What the heck is a Lunk? Well, based on their advertising, I seem to be one. Not to the extreme that they depict in their commercials (I hope!), but I am a serious lifter who is much larger, more muscular, and lifts much heavier weights than the average seat warmer at your local gym. I am no Mr. Universe, but I do grunt occasionally when lifting a very heavy weight. I may have even used offensive language a time or two over my 40 years of weight training when a lift did not go my way. Mercy, call the Lunk police!
Anyway, Planet Fitness feels that they can attract the not so muscularly inclined and the hoarders of excess calories to their facilities by mocking the more serious, perhaps more intense, clientele that they feel intimidate their target market. Is that a good move? Let’s take a look. The first step of the Four Step Marketing process is to create a USP (Unique Selling Proposition). Basically, define a reason why someone should do business with your company. What do you do that is special. What is unique about your company that sets it apart from all of the rest. Is refusing to do business with a certain class of “losers” a special or unique quality that sets you apart? I would hate to think so.

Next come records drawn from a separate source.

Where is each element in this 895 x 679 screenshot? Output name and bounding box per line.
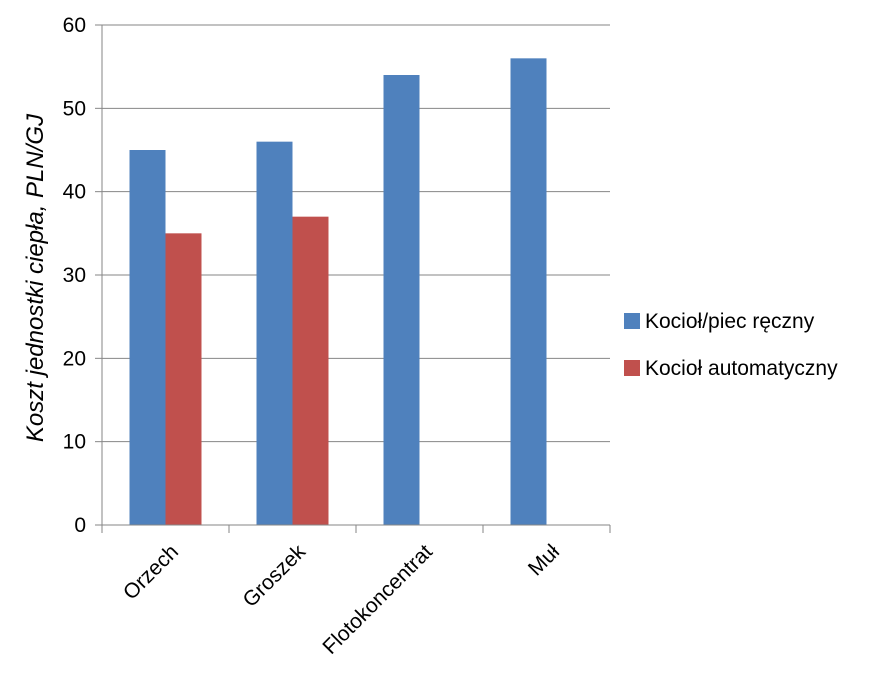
y-tick-label: 10 [63, 431, 86, 454]
y-tick-label: 20 [63, 347, 86, 370]
x-tick-label: Groszek [238, 540, 310, 612]
legend-label: Kocioł automatyczny [645, 357, 838, 380]
y-tick-label: 40 [63, 181, 86, 204]
legend-label: Kocioł/piec ręczny [645, 310, 815, 333]
bar-manual-0 [129, 150, 166, 525]
legend: Kocioł/piec ręczny Kocioł automatyczny [624, 310, 838, 380]
x-tick-labels: Orzech Groszek Flotokoncentrat Muł [119, 540, 564, 659]
x-tick-label: Muł [524, 540, 564, 580]
bars [129, 58, 547, 526]
bar-automatic-1 [292, 216, 329, 525]
y-tick-label: 60 [63, 14, 86, 37]
bar-manual-2 [383, 75, 420, 525]
legend-swatch [624, 313, 640, 329]
y-tick-label: 50 [63, 97, 86, 120]
bar-automatic-0 [165, 233, 202, 526]
x-tick-label: Orzech [119, 540, 183, 604]
axes [95, 24, 611, 533]
legend-swatch [624, 360, 640, 376]
y-tick-label: 30 [63, 264, 86, 287]
y-tick-labels: 0 10 20 30 40 50 60 [63, 14, 86, 537]
y-axis-title: Koszt jednostki ciepła, PLN/GJ [22, 113, 49, 442]
bar-manual-1 [256, 141, 293, 525]
bar-manual-3 [510, 58, 547, 525]
x-tick-label: Flotokoncentrat [318, 540, 437, 659]
y-tick-label: 0 [74, 514, 86, 537]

I think Planet Fitness would be much more effective in their advertising if they presented their facilities as low key training environments that catered to the less intense weight trainers (USP). They would by in large only attract the type of clientele that they are looking for, and the Lunks would would be drawn to where the other Lunks train, which are more hard core gyms. And although Planet Fitness’ current campaign may draw the more timid lifters, it also antagonizes the more serious lifters, and as I mentioned, I am one. A lot of my compatriots feel that Planet Fitness is ridiculing the sport they love, and that, no matter what your intention, is bad for business. I for one would go out of my way to dissuade a new lifter from going to Planet Fitness. And I have heard others voice the same sentiment, many in print. Nothing special or unique about that.